Sportvorstand vor Rücktritt
Heidel schmeißt auf Schalke hin: «Bin gesamtverantwortlich»

Spätestens im Sommer ist für Christian Heidel auf Schalke Schluss. Der Manager kündigte nach dem 0:3 in Mainz seinen Abschied an. Als Nachfolger wird nun der Ex-Leverkusener Jonas Boldt gehandelt.

Samstag, 23.02.2019, 19:01 Uhr aktualisiert: 23.02.2019, 19:04 Uhr
Schalkes Manager Christian Heidel hat seinen Rücktritt zum Saisonende erklärt.
Schalkes Manager Christian Heidel hat seinen Rücktritt zum Saisonende erklärt. Foto: Roland Weihrauch

Mainz (dpa) - Manager Christian Heidel hat nach den monatelangen Querelen um seine Person einen Schlussstrich unter sein Engagement beim Fußball-Bundesligisten FC Schalke 04 gezogen.

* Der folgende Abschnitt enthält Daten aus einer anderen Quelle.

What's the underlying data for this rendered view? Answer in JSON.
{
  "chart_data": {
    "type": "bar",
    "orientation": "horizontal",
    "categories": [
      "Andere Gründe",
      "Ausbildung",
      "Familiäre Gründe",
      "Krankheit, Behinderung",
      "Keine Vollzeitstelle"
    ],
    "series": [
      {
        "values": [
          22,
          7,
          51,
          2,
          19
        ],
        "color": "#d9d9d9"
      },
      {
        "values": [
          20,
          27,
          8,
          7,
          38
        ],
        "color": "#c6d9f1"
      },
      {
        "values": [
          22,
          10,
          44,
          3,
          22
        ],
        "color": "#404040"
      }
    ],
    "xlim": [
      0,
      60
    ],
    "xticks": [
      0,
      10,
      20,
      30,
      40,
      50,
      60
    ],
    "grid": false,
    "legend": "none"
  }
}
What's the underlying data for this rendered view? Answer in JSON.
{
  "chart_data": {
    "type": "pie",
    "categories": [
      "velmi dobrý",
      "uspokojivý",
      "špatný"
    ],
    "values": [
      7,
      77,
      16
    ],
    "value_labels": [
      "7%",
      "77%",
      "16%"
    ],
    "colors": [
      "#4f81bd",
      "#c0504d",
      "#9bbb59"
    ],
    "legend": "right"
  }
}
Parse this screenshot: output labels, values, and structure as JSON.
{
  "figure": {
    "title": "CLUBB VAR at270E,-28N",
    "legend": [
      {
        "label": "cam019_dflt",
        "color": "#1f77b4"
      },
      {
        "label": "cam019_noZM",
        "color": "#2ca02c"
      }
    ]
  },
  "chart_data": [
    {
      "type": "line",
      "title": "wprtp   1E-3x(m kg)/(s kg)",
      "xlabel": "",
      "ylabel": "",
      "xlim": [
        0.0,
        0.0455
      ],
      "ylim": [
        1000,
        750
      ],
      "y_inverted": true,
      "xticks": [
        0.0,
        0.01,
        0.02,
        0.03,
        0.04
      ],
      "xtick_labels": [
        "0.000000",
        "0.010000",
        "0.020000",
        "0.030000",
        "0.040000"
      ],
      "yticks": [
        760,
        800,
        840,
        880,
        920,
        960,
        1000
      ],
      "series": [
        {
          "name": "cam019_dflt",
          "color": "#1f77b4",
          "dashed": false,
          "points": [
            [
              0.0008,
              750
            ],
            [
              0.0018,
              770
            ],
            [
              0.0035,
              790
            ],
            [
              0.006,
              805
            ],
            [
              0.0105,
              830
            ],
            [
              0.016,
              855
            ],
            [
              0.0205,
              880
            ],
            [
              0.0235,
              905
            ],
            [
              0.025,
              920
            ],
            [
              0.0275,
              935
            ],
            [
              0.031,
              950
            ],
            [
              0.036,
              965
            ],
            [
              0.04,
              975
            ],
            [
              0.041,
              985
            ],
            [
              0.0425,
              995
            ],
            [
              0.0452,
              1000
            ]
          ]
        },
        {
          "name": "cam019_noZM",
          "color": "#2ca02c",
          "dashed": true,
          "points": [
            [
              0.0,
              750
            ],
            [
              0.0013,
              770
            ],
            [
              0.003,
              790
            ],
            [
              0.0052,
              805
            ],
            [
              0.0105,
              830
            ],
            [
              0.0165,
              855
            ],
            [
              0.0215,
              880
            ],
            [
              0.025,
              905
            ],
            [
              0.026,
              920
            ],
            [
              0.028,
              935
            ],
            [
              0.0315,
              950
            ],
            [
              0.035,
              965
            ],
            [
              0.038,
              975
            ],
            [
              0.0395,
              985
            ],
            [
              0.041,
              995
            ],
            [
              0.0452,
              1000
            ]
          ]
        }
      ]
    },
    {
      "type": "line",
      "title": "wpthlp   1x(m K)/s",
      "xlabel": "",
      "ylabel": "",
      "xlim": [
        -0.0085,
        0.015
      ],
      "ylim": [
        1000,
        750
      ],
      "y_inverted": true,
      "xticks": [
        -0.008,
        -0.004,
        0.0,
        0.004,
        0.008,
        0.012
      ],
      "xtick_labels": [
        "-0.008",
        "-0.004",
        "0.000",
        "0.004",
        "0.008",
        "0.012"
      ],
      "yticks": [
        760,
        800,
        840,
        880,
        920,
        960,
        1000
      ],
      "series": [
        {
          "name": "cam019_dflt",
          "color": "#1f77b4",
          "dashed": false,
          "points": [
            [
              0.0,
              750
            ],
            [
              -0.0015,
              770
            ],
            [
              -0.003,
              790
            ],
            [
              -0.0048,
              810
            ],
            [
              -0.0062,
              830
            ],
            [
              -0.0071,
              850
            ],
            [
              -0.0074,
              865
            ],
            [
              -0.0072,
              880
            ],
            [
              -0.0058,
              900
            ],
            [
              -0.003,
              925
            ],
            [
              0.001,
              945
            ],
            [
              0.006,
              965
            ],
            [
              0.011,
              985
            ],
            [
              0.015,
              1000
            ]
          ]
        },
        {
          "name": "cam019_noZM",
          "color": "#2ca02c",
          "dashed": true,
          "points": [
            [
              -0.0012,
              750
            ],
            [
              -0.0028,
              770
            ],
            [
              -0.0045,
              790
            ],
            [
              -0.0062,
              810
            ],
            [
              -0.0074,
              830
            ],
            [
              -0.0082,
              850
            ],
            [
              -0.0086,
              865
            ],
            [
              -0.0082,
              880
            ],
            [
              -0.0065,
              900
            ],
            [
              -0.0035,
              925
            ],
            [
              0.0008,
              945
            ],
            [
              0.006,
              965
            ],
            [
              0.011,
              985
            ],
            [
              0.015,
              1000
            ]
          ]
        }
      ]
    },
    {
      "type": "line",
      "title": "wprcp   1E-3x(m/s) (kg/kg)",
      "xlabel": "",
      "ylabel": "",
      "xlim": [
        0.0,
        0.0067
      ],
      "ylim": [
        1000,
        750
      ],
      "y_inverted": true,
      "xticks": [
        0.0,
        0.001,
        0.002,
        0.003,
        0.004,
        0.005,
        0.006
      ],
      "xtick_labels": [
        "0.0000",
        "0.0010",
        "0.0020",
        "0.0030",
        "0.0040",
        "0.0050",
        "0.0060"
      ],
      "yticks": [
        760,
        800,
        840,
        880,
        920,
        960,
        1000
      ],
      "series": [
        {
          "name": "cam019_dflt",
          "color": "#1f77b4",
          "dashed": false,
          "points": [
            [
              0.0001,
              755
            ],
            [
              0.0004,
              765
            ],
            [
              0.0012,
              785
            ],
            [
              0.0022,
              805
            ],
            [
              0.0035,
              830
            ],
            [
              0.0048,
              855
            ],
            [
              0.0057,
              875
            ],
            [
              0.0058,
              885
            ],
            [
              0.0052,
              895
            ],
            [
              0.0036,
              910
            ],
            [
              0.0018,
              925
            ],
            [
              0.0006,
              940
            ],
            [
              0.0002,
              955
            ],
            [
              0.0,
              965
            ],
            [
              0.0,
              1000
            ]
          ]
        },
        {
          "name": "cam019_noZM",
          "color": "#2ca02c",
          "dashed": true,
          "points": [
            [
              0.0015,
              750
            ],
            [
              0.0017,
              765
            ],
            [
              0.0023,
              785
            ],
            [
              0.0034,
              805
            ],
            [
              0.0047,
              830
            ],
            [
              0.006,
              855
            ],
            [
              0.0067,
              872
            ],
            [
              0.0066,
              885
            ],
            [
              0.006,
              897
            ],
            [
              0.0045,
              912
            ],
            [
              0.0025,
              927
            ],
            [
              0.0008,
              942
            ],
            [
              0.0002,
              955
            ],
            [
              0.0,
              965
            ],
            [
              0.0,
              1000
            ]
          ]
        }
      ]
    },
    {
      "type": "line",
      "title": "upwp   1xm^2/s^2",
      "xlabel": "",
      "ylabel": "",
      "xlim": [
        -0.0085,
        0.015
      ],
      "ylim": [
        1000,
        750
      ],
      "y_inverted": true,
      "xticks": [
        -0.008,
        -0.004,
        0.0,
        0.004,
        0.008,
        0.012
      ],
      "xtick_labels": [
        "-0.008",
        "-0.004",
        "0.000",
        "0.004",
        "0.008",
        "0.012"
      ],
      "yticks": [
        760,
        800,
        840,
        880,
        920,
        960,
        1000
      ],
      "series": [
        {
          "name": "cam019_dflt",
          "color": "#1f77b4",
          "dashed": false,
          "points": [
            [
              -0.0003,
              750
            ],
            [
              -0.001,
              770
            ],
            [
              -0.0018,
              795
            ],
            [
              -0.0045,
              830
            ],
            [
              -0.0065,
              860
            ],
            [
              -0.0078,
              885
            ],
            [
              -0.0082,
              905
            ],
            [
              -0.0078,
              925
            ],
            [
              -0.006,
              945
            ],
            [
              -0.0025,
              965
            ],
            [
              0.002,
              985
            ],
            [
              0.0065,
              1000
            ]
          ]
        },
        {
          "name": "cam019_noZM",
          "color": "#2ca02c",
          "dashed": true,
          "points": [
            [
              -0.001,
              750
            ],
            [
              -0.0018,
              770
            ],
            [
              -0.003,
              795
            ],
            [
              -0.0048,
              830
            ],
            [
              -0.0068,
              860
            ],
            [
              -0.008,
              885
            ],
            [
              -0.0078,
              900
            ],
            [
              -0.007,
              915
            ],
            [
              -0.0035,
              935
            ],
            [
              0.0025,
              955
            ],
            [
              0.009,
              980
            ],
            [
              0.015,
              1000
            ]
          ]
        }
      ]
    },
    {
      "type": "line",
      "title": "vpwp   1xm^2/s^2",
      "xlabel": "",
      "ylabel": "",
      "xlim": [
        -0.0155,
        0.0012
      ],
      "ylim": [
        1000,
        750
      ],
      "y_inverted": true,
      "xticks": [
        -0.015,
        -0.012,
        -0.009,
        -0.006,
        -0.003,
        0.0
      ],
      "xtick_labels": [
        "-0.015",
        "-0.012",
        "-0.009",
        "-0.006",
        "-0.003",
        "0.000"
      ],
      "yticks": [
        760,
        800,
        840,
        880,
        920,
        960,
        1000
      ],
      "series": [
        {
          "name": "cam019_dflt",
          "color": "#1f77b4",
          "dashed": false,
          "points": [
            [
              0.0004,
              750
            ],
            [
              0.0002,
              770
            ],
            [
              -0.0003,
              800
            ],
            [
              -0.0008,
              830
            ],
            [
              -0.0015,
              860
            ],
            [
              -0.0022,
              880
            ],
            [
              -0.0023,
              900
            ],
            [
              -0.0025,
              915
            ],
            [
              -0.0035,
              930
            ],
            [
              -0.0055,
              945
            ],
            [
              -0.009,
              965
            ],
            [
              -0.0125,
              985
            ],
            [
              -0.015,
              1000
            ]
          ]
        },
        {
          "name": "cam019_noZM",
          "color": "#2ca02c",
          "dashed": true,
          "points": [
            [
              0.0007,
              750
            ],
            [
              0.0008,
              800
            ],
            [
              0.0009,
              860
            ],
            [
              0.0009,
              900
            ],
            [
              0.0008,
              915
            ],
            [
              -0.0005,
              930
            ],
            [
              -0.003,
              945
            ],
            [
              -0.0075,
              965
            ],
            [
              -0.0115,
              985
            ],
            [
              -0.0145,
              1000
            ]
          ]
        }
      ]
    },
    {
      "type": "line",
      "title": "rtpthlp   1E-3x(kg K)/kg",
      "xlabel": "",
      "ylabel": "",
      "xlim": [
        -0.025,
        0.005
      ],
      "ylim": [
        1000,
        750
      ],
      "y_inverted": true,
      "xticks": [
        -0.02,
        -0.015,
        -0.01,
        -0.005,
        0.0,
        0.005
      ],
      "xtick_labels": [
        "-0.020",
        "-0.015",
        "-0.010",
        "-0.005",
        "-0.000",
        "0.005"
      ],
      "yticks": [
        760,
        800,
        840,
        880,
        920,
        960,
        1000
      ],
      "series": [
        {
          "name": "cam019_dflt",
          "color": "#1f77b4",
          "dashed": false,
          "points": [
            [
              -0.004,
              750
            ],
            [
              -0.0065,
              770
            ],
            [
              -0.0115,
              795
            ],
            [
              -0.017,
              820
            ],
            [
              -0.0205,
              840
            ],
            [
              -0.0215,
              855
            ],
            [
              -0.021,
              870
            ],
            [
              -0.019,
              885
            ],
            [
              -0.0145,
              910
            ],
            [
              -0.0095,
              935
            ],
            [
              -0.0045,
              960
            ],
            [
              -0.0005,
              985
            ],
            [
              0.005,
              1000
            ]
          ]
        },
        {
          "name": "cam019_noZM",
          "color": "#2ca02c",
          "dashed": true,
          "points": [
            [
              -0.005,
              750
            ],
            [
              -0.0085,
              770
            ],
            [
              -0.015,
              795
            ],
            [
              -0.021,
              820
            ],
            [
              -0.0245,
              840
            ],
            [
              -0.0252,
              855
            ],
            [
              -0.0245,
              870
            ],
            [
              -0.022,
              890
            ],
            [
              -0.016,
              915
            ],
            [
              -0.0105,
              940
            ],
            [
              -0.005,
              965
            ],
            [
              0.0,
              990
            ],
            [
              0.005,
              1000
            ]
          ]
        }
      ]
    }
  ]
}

Der 55-Jährige kündigte nach dem 0:3 (0:1) bei seinem Ex-Club FSV Mainz 05 seinen Rücktritt spätestens zum Saisonende an. Als möglicher Nachfolger könnte der frühere Leverkusener Sportdirektor Jonas Boldt zum Revierclub wechseln.

«Ich bin gesamtverantwortlich für den sportlichen Bereich. Das war bis zum Sommer okay, aber in dieser Saison stehen wir in der Bundesliga einfach schlecht da», sagte Heidel dem TV-Sender Sky und begründete seine Entscheidung auch mit den ständigen Debatten um seine Position: «Ich bin jemand, der konsequent ist. Ich kann mich nicht hinstellen und sagen: "Ich stehe für Ruhe", wenn ich der Auslöser für Unruhe bin.»

Heidels Vertrag wird zum 30. Juni 2019 aufgelöst. «Ohne Abfindung», wie der Manager betonte. Bis dahin werde er dem Verein «mit Rat und Tat zur Verfügung stehen, aber nicht mehr in vorderster Reihe». Er habe bereits am Montag dem Club seine Entscheidung mitgeteilt, am Freitag wurde auch Trainer Domenico Tedesco unterrichtet. «Das muss ich erstmal sacken lassen», sagte der Coach, der von Heidel verpflichtet worden war, und ergänzte: «Ich weiß, was ich an Christian habe, einen fantastischen Menschen. Wir haben vertrauensvoll zusammengearbeitet und sind Vizemeister geworden.»

In dieser Saison stürzte der Champions-League-Achtelfinale aber bis in den Tabellenkeller ab. Mit 23 Punkten aus 23 Spielen liegt Schalke nur auf Platz 14 und ist noch nicht frei von jeglichen Abstiegssorgen.

Pikant, dass Heidel die Entscheidung ausgerechnet in seiner alten Heimat verkündet. 24 Jahre war der 55-Jährige bei den Rheinhessen tätig und hat die Mainzer aus der Zweiten Liga hochgeführt und zu einer festen Größe in der Bundesliga gemacht, ehe er 2016 von Schalke abgeworben worden war. Dort wurde ihm aber zuletzt immer mehr die schwache Transferbilanz vorgeworfen.

Auf Heidel könnte nun Boldt folgen, über dessen Einstieg bereits seit Wochen auf Schalke spekuliert wird. «Ich habe Jonas Boldt vor langer Zeit angesprochen, ob er zu Schalke kommt und unser Team vergrößern will. Das war schon im Sommer mein Ansatz», sagte Heidel: «Ich weiß nicht, ob man sich für Jonas Boldt entscheidet. Ich kenne ihn. Ich glaube, das ist ein sehr guter Mann. Aber das ist eine Entscheidung vom Club und von Jonas Boldt.» Auch über ein Engagement von Klaus Allofs war in Medienberichten spekuliert worden.

Boldt war in der Sommerpause bei Bayer Leverkusen zum Sportdirektor aufgestiegen, doch noch vor Ende der Hinrunde einigte er sich mit dem Club auf eine Vertragsauflösung. Für Boldt kam Simon Rolfes zu Bayer. Der Weg zu Schalke wäre also frei.